A pumping test is conducted in an unconfined aquifer: a well penetrates 30 m below the static water table and is pumped at 31.40 L/min for 24 hours. Drawdown is 1.0 m at r = 20 m and 0.5 m at r = 80 m in observation wells. Using the steady-state Thiem equation, what is the transmissibility T of the aquifer (in m^2/min)?

Introduction:
This problem tests steady-state well hydraulics for a water-table (unconfined) aquifer using the Thiem equation. The goal is to compute transmissibility T from a constant-rate pumping test with drawdowns observed at two different radial distances.

Given Data / Assumptions:

• Pumping discharge Q = 31.40 L/min = 0.03140 m^3/min.
• Observation wells: r1 = 20 m with s1 = 1.0 m; r2 = 80 m with s2 = 0.5 m.
• Steady-state conditions are assumed; aquifer is laterally extensive and homogeneous in the test zone.
• Use natural logarithm in Thiem equation; flow is radial and horizontal toward the pumped well.

Concept / Approach:
For steady radial flow in a confined/unconfined aquifer of thickness large enough relative to drawdown, the Thiem equation between two observation wells is: T = (Q / (2 * pi * (s1 - s2))) * ln(r2 / r1) where T is transmissibility (m^2/min), Q is discharge, s are drawdowns (m), and r are radial distances (m). The formula exploits the difference in head at two radii to eliminate unknowns like the effective radius of the well.

Step-by-Step Solution:
Step 1: Convert discharge: 31.40 L/min = 0.03140 m^3/min. Step 2: Compute drawdown difference: s1 - s2 = 1.0 - 0.5 = 0.5 m. Step 3: Compute ln(r2 / r1) = ln(80 / 20) = ln(4) ≈ 1.3863. Step 4: Apply Thiem: T = (0.03140 / (2 * pi * 0.5)) * 1.3863. Step 5: Numerical value: T ≈ 0.01386 m^2/min.

Verification / Alternative check:
Check units: Q (m^3/min) divided by length (m) yields m^2/min after multiplying by the dimensionless ln term, which is consistent for T. Magnitude is reasonable for a moderately permeable aquifer under the given low discharge.

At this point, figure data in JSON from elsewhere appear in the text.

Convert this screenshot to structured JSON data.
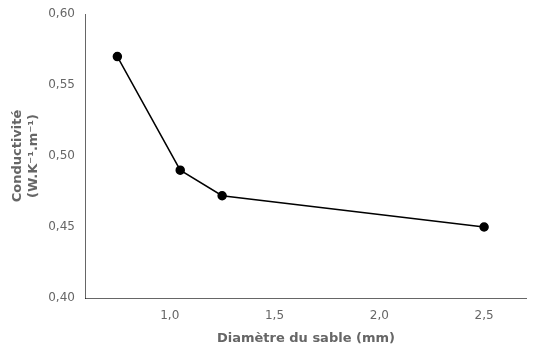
{
  "chart_data": {
    "type": "line",
    "xlabel": "Diamètre du sable (mm)",
    "ylabel": "Conductivité\n(W.K⁻¹.m⁻¹)",
    "x": [
      0.75,
      1.05,
      1.25,
      2.5
    ],
    "values": [
      0.57,
      0.49,
      0.472,
      0.45
    ],
    "color": "#000000",
    "marker": "circle",
    "xlim": [
      0.6,
      2.7
    ],
    "ylim": [
      0.4,
      0.6
    ],
    "xticks": [
      {
        "value": 1.0,
        "label": "1,0"
      },
      {
        "value": 1.5,
        "label": "1,5"
      },
      {
        "value": 2.0,
        "label": "2,0"
      },
      {
        "value": 2.5,
        "label": "2,5"
      }
    ],
    "yticks": [
      {
        "value": 0.4,
        "label": "0,40"
      },
      {
        "value": 0.45,
        "label": "0,45"
      },
      {
        "value": 0.5,
        "label": "0,50"
      },
      {
        "value": 0.55,
        "label": "0,55"
      },
      {
        "value": 0.6,
        "label": "0,60"
      }
    ],
    "grid": false
  }
}
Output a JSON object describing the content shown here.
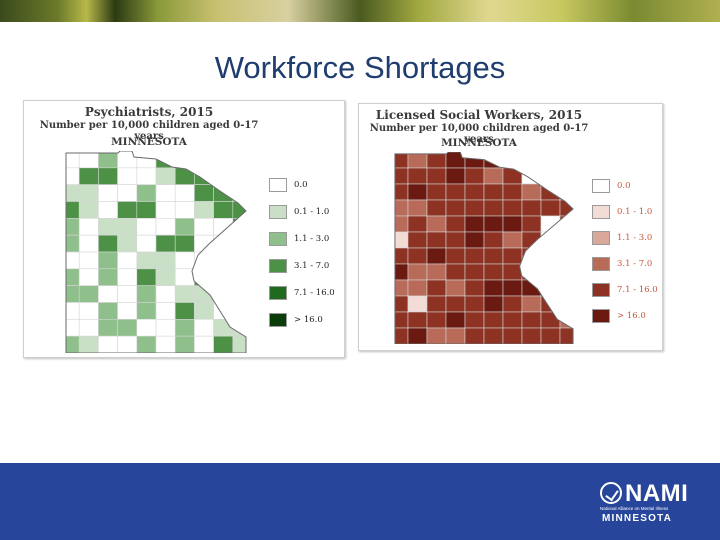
{
  "slide": {
    "title": "Workforce Shortages"
  },
  "maps": [
    {
      "title": "Psychiatrists, 2015",
      "subtitle": "Number per 10,000 children aged 0-17 years",
      "region": "MINNESOTA",
      "legend": [
        {
          "label": "0.0",
          "color": "#ffffff"
        },
        {
          "label": "0.1 - 1.0",
          "color": "#c9e0c6"
        },
        {
          "label": "1.1 - 3.0",
          "color": "#8fbf8b"
        },
        {
          "label": "3.1 - 7.0",
          "color": "#4d9147"
        },
        {
          "label": "7.1 - 16.0",
          "color": "#1f6a1f"
        },
        {
          "label": "> 16.0",
          "color": "#0b3d0b"
        }
      ],
      "label_color": "#222222"
    },
    {
      "title": "Licensed Social Workers, 2015",
      "subtitle": "Number per 10,000 children aged 0-17 years",
      "region": "MINNESOTA",
      "legend": [
        {
          "label": "0.0",
          "color": "#ffffff"
        },
        {
          "label": "0.1 - 1.0",
          "color": "#f3dcd6"
        },
        {
          "label": "1.1 - 3.0",
          "color": "#d9a89a"
        },
        {
          "label": "3.1 - 7.0",
          "color": "#b86b58"
        },
        {
          "label": "7.1 - 16.0",
          "color": "#8e3324"
        },
        {
          "label": "> 16.0",
          "color": "#6a1a10"
        }
      ],
      "label_color": "#c2573f"
    }
  ],
  "logo": {
    "name": "NAMI",
    "tagline": "National Alliance on Mental Illness",
    "state": "MINNESOTA"
  }
}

Why Other Options Are Wrong:

• 0.01285 m^2/min, 0.01185 m^2/min, 0.01485 m^2/min, 0.01585 m^2/min: These are near-miss distractors obtained by slightly perturbing ln(4) or the denominator 2 * pi * 0.5, but they do not match the correct computation.

Common Pitfalls:

• Forgetting to convert litres to cubic metres or minutes to consistent time units.
• Using log base 10 instead of natural log; if log10 is used, replace ln with 2.303 * log10.
• Using the wrong order for s1 and s2 or r1 and r2; only the difference s1 - s2 matters with the matching r2 / r1 inside the logarithm.

Final Answer:
0.01386 m^2/min.